What kinds of training-time optimization pressure degrade CoT monitorability?

Can models obfuscate their reasoning on purpose?
Would CoT be less monitorable if model knows that it is being monitored.

What types of architectures reduce monitorability of CoTs?

Models that reason in continuous latent spaces limit our visibility into their thought process
We should investigate the extent to which various non-standard architectures degrade monitorability, and under what conditions partial monitorability might still be preserved.

How to construct better CoT monitors?

Ways of improving monitor performance by leveraging test-time compute. For example, monitors could be based on a reasoning model or they could be allowed to interrogate the agent by asking it questions
Another line of work involves adversarial training of monitors against an agent that tries to hide its misbehaviour.

What AI developers should do?

Develop effective evaluations of CoT monitorability - Prototype and converge on standard evaluation metrics that reveal CoTs are sufficiently monitorable.
Publish evaluation results in system cards when such evaluations exist - once evals exists, run these on models and publish reports.
Use monitorability scores in training and deployment decisions
- Developers might consider whether to proceed with a novel model architecture that does not have monitorable CoT.
- If monitorability degrades during training, developers might prefer to use an earlier model checkpoint to keep CoTs monitorable.
- If process-based supervision dramatically improved alignment at the cost of a small decrease in monitorability, developers might decide that reducing monitorability is justified.

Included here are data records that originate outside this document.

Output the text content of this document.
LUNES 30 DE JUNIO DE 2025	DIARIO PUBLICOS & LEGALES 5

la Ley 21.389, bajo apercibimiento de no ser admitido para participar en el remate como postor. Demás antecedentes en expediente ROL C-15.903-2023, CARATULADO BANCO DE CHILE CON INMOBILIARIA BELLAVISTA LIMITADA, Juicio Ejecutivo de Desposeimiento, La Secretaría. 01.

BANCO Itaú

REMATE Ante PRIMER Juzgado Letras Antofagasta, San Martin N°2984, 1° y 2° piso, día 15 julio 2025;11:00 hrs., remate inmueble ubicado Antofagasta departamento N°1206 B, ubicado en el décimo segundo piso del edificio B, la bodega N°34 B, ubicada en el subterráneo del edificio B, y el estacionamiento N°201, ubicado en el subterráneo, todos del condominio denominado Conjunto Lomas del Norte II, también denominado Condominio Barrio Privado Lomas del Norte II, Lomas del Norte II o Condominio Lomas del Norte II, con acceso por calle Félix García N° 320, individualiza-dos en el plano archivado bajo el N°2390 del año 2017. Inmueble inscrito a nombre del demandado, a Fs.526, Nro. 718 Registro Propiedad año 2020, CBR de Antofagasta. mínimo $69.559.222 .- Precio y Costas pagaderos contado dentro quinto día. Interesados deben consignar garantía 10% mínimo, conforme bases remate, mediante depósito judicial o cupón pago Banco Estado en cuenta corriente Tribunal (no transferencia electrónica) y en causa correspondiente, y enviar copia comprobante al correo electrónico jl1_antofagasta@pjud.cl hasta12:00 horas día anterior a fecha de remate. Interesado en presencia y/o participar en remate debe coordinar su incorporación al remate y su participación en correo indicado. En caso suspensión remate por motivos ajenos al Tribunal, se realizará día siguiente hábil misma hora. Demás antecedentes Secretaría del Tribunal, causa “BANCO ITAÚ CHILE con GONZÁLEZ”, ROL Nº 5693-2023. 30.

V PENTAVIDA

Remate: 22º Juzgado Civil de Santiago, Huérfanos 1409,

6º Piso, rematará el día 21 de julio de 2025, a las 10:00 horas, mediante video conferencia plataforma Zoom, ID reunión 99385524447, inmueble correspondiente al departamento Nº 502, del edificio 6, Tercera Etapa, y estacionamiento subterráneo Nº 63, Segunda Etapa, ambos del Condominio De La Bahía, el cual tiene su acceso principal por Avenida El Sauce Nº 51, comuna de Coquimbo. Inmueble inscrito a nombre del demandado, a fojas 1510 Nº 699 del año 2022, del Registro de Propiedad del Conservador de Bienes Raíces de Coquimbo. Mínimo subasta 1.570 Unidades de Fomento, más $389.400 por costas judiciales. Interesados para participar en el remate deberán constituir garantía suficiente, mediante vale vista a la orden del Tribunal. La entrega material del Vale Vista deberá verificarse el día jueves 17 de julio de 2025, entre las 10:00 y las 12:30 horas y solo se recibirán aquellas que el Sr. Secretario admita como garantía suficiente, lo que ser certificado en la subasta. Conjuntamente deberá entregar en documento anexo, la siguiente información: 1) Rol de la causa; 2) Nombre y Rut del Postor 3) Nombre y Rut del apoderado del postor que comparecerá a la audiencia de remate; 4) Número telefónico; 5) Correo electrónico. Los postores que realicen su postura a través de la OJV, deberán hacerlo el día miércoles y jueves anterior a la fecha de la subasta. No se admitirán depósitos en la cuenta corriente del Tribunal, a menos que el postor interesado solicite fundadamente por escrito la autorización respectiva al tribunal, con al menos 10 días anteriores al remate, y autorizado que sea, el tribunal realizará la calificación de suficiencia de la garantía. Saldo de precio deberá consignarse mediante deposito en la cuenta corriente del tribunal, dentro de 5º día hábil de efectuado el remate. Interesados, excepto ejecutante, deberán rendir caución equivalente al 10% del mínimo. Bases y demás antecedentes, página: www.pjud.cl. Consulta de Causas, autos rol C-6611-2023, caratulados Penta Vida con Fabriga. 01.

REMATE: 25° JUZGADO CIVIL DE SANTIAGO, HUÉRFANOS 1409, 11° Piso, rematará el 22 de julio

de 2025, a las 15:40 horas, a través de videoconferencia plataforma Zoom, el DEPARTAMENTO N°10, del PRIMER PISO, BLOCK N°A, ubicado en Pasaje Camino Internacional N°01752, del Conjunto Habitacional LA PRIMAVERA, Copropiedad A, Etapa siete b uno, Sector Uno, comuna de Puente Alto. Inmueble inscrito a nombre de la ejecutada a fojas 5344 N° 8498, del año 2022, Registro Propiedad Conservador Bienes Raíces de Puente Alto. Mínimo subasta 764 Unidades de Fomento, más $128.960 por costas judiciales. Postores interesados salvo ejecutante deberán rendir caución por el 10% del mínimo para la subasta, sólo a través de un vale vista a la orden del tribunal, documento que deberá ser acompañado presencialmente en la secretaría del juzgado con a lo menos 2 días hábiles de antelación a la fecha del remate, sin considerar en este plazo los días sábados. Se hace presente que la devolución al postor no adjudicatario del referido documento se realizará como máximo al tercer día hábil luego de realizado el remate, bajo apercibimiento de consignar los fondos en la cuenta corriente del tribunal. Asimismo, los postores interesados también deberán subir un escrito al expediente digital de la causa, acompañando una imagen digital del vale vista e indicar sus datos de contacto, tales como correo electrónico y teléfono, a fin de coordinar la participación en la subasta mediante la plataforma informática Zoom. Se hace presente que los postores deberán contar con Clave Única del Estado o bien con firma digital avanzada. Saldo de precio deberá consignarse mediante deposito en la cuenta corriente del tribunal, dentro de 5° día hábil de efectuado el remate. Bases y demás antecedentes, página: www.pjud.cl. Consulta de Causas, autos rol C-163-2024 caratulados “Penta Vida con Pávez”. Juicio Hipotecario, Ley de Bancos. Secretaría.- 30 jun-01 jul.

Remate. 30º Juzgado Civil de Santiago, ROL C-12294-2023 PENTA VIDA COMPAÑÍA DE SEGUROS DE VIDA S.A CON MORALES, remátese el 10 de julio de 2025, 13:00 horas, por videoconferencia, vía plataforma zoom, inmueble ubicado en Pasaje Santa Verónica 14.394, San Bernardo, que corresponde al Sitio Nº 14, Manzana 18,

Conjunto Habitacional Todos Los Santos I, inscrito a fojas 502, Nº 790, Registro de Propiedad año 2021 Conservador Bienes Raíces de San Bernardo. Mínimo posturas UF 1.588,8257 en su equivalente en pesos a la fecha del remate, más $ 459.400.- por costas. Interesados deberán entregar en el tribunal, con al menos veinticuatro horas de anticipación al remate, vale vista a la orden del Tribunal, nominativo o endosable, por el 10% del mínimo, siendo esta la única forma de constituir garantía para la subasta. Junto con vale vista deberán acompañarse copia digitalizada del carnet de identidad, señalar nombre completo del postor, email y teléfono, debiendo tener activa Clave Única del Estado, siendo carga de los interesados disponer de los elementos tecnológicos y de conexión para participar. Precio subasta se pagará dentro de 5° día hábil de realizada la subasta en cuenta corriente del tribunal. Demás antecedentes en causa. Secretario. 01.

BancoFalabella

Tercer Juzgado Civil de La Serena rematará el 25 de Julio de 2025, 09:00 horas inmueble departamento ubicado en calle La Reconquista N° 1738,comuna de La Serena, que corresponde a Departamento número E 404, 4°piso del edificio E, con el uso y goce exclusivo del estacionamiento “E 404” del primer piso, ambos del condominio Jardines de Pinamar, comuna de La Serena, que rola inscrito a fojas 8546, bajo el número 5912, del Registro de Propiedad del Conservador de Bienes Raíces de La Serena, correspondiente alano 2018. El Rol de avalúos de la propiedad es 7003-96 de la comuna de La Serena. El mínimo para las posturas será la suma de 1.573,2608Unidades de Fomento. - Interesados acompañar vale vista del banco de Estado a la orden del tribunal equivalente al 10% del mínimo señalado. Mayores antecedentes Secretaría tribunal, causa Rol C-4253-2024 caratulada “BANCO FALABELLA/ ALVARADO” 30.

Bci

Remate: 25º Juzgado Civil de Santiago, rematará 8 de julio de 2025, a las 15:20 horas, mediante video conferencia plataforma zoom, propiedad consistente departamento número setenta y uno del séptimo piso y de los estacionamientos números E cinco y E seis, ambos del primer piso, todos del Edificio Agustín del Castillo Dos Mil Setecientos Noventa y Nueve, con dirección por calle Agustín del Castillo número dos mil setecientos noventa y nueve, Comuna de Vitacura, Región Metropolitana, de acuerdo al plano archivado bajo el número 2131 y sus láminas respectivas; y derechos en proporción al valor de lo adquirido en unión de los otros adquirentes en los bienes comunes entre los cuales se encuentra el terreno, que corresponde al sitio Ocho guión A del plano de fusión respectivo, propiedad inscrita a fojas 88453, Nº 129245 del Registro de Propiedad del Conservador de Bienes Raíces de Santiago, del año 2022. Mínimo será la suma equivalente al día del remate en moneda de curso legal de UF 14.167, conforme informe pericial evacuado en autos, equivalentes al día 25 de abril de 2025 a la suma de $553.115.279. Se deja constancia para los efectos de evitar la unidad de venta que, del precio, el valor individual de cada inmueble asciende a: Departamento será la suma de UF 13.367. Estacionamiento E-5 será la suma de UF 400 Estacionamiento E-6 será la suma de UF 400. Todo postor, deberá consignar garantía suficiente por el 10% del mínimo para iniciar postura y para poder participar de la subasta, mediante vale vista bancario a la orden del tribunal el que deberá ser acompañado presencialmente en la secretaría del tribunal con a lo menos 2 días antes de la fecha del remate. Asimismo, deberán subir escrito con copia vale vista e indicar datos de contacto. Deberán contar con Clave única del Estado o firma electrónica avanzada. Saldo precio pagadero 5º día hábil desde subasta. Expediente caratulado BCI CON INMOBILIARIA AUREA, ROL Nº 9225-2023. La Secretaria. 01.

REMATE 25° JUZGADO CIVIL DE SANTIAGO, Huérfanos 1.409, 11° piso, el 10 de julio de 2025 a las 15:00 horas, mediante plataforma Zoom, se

What are the limitations of CoTs?

In cases where thinking out loud is not required, CoT Monitoring can detect some misbehavior, but does not by itself produce strong evidence of safety.
Monitoring for dangerous tasks that need reasoning may not catch all relevant harms
CoT monitoring may stop working in more advanced, situationally aware models - for models which avoid propensity to think out loud.
Firm commitments to protect CoT behavior in its current form may trade off against more effective safety interventions.